Procedures for qualitative interviews

Participants will be provided with the information sheet to read and the informed consent form to sign. They will be given enough time to decide if they would like to participate.

The venue for the interview, both FGD and KII, will be agreed with the participants securing that it will allow for confidentiality and making participants feel comfortable for the duration such as a school, a church, and a private house’s courtyard for the FGD. The KIIs will be conducted in a quiet, private space that offers confidentiality, possibly at their office. An interviewer member of the research team, trained in qualitative procedures will facilitate the session by asking questions from the topic guide, whilst another research assistant audio records the interview and takes detailed field notes.

Ethics and Informed Consent

The study protocol was evaluated and approved by the Mozambique National Bioethics Committee for Health (40/CNBS/2025), authorized by Ministry of health of Mozambique. The trial's registration has been initiated with the Pan African Clinical Trials Registry (PACTR) and is currently pending issuance of a registration number, which will be provided once available.
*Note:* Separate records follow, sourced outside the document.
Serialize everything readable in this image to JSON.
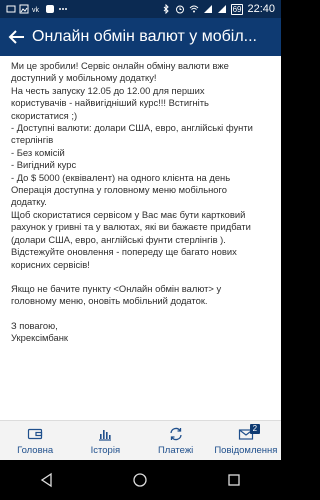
{
  "status_bar": {
    "battery": "69",
    "time": "22:40"
  },
  "header": {
    "title": "Онлайн обмін валют у мобіл..."
  },
  "message": {
    "lines": [
      "Ми це зробили! Сервіс онлайн обміну валюти вже",
      "доступний у мобільному додатку!",
      "На честь запуску 12.05 до 12.00 для перших",
      "користувачів - найвигідніший курс!!! Встигніть",
      "скористатися ;)",
      "- Доступні валюти: долари США, евро, англійські фунти",
      "стерлінгів",
      "- Без комісій",
      "- Вигідний курс",
      "- До $ 5000 (еквівалент) на одного клієнта на день",
      "Операція доступна у головному меню мобільного",
      "додатку.",
      "Щоб скористатися сервісом у Вас має бути картковий",
      "рахунок у гривні та у валютах, які ви бажаєте придбати",
      "(долари США, евро, англійські фунти стерлінгів ).",
      "Відстежуйте оновлення - попереду ще багато нових",
      "корисних сервісів!"
    ],
    "paragraph2": [
      "Якщо не бачите пункту <Онлайн обмін валют> у",
      "головному меню, оновіть мобільний додаток."
    ],
    "signoff": [
      "З повагою,",
      "Укрексімбанк"
    ]
  },
  "bottom_nav": {
    "items": [
      {
        "label": "Головна",
        "icon": "wallet-icon"
      },
      {
        "label": "Історія",
        "icon": "bar-chart-icon"
      },
      {
        "label": "Платежі",
        "icon": "refresh-icon"
      },
      {
        "label": "Повідомлення",
        "icon": "envelope-icon",
        "badge": "2"
      }
    ]
  },
  "colors": {
    "app_bar": "#0e3a72",
    "status_bar": "#0b2a52",
    "accent": "#1f4f8c"
  }
}
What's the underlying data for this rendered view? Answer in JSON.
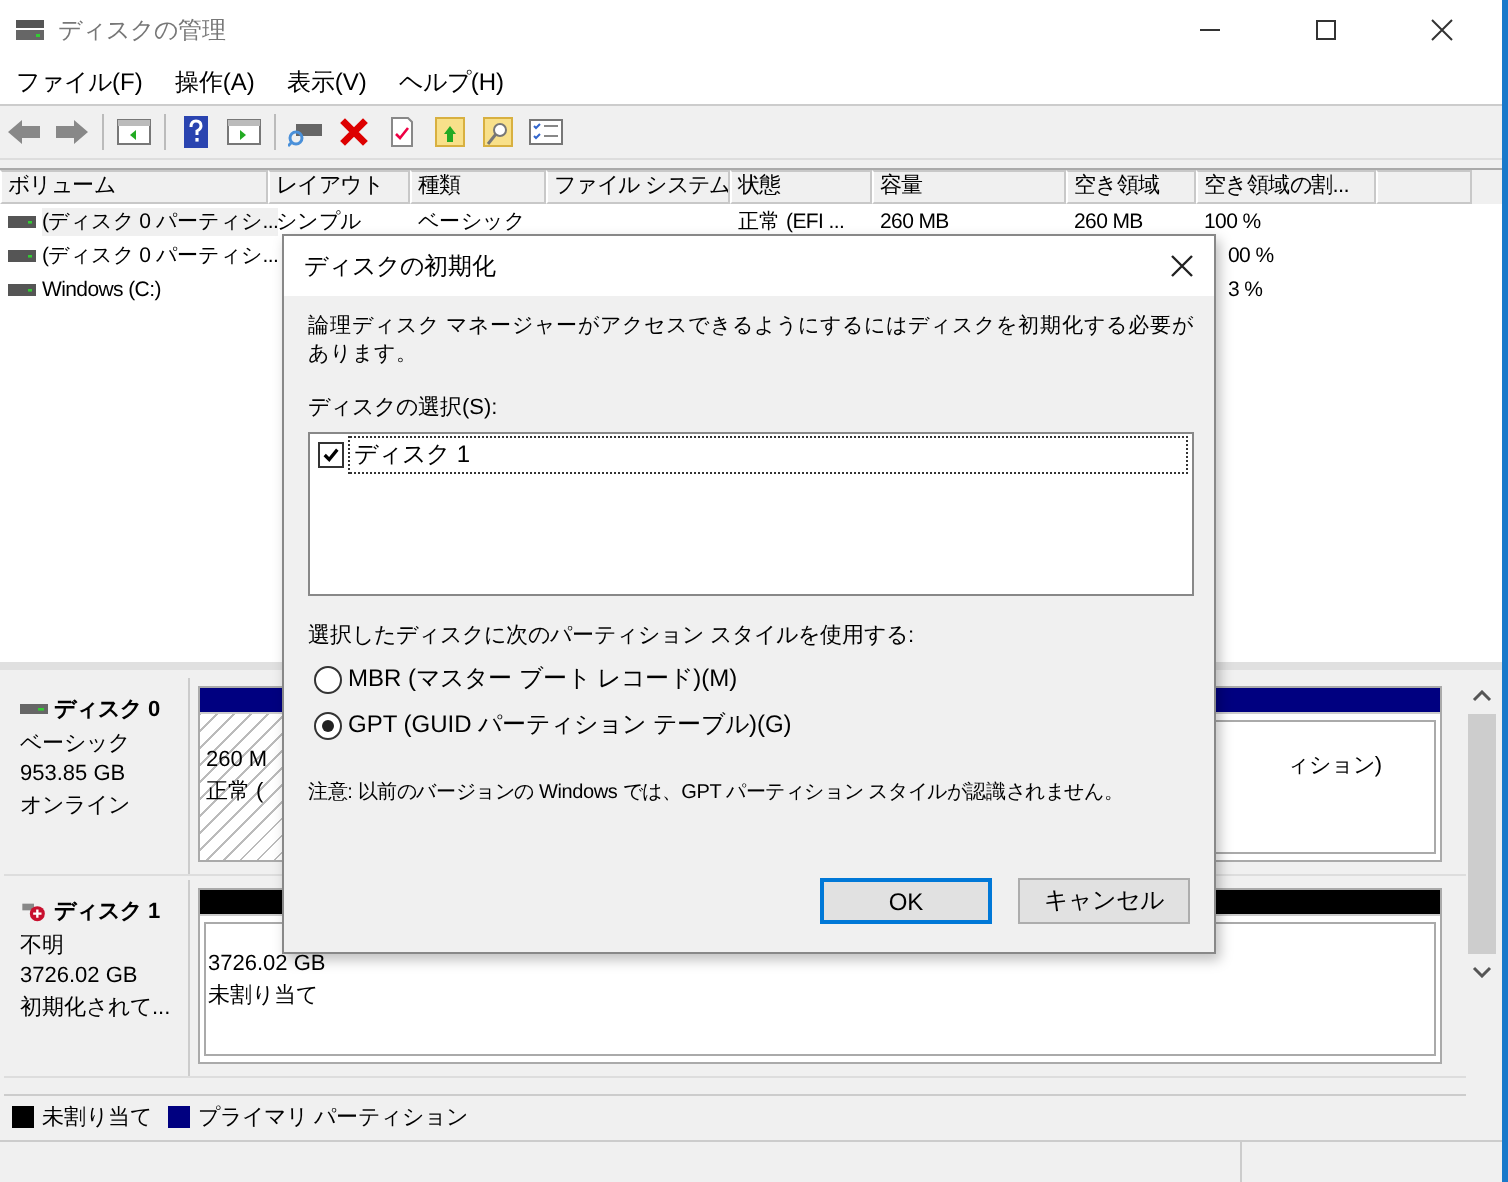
{
  "window": {
    "title": "ディスクの管理"
  },
  "menu": [
    "ファイル(F)",
    "操作(A)",
    "表示(V)",
    "ヘルプ(H)"
  ],
  "table": {
    "columns": [
      "ボリューム",
      "レイアウト",
      "種類",
      "ファイル システム",
      "状態",
      "容量",
      "空き領域",
      "空き領域の割..."
    ],
    "rows": [
      {
        "cells": [
          "(ディスク 0 パーティシ...",
          "シンプル",
          "ベーシック",
          "",
          "正常 (EFI ...",
          "260 MB",
          "260 MB",
          "100 %"
        ]
      },
      {
        "cells": [
          "(ディスク 0 パーティシ...",
          "",
          "",
          "",
          "",
          "",
          "",
          "00 %"
        ]
      },
      {
        "cells": [
          "Windows (C:)",
          "",
          "",
          "",
          "",
          "",
          "",
          "3 %"
        ]
      }
    ]
  },
  "disks": [
    {
      "name": "ディスク 0",
      "kind": "ok",
      "lines": [
        "ベーシック",
        "953.85 GB",
        "オンライン"
      ],
      "partitions": [
        {
          "kind": "hatched",
          "color": "#000080",
          "lines": [
            "260 M",
            "正常 ("
          ]
        },
        {
          "kind": "plain",
          "color": "#000080",
          "lines": [
            "ィション)"
          ]
        }
      ]
    },
    {
      "name": "ディスク 1",
      "kind": "error",
      "lines": [
        "不明",
        "3726.02 GB",
        "初期化されて..."
      ],
      "partitions": [
        {
          "kind": "plain",
          "color": "#000000",
          "lines": [
            "3726.02 GB",
            "未割り当て"
          ]
        }
      ]
    }
  ],
  "legend": [
    {
      "label": "未割り当て",
      "color": "#000000"
    },
    {
      "label": "プライマリ パーティション",
      "color": "#000080"
    }
  ],
  "dialog": {
    "title": "ディスクの初期化",
    "message": "論理ディスク マネージャーがアクセスできるようにするにはディスクを初期化する必要があります。",
    "select_label": "ディスクの選択(S):",
    "disks": [
      {
        "label": "ディスク 1",
        "checked": true
      }
    ],
    "style_label": "選択したディスクに次のパーティション スタイルを使用する:",
    "styles": [
      {
        "label": "MBR (マスター ブート レコード)(M)",
        "selected": false
      },
      {
        "label": "GPT (GUID パーティション テーブル)(G)",
        "selected": true
      }
    ],
    "note": "注意: 以前のバージョンの Windows では、GPT パーティション スタイルが認識されません。",
    "buttons": [
      {
        "label": "OK",
        "default": true
      },
      {
        "label": "キャンセル",
        "default": false
      }
    ]
  }
}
All local health, administrative, and traditional authorities with jurisdiction over the targeted study area will be informed about the study and granted permission for its implementation. Written informed consent will be obtained from all participants, including for audio recording. Data confidentiality will be maintained by de-identifying data and restricting access to authorized personnel only.

3. Results

The data collection will be completed as of February 2026. Data cleaning and reporting will be completed by May 2026.

4. Discussion

The findings of the study are expected to generate actionable evidence to inform the extended immunization programme in Mozambique, particularly in resource-constrained and underserved areas of the country, whether the initiative can be scaled up beyond the intervention areas. Findings are intended to provide actionable evidence for policymakers and health system planners to refine strategies and allocate resources effectively.

Limitations

There are few limitations that worth noting. First, its non-randomised effectiveness design may introduce selection bias, as intervention and control districts could differ in unmeasured ways despite efforts to ensure comparability. To mitigate this risk, we will purposively and accurately select two districts that align on key characteristics (e.g., sociodemographic profile, baseline routine vaccination coverage, and relevant health-system factors), thereby reducing systematic differences between arms. To address residual, time-invariant differences that selection cannot eliminate, we will apply a difference-in-differences (DiD) analytical approach. Second, contamination or spillover is possible if the two districts are adjacent. To minimise this, the districts will be geographically distinct (even if they share borders), will not share community health worker resources, facility-based routine immunisation personnel, or outreach services, and all intervention components will be confined to the intervention district; communication and training materials will likewise be restricted to that setting. Third, reliance on self-reported information from APS and caregivers may introduce recall and social desirability biases, affecting data accuracy. Moreover, while the cross-sectional design of the effectiveness component offers advantages and permits estimation of population-level impact, it does not allow direct measurement of individual-level effects. The planned six-month follow-up may also be too brief to capture long-term changes in immunisation outcomes or APS capacity. In addition, although the qualitative components are expected to yield rich insights, their transferability may be limited by the purposive sampling strategy.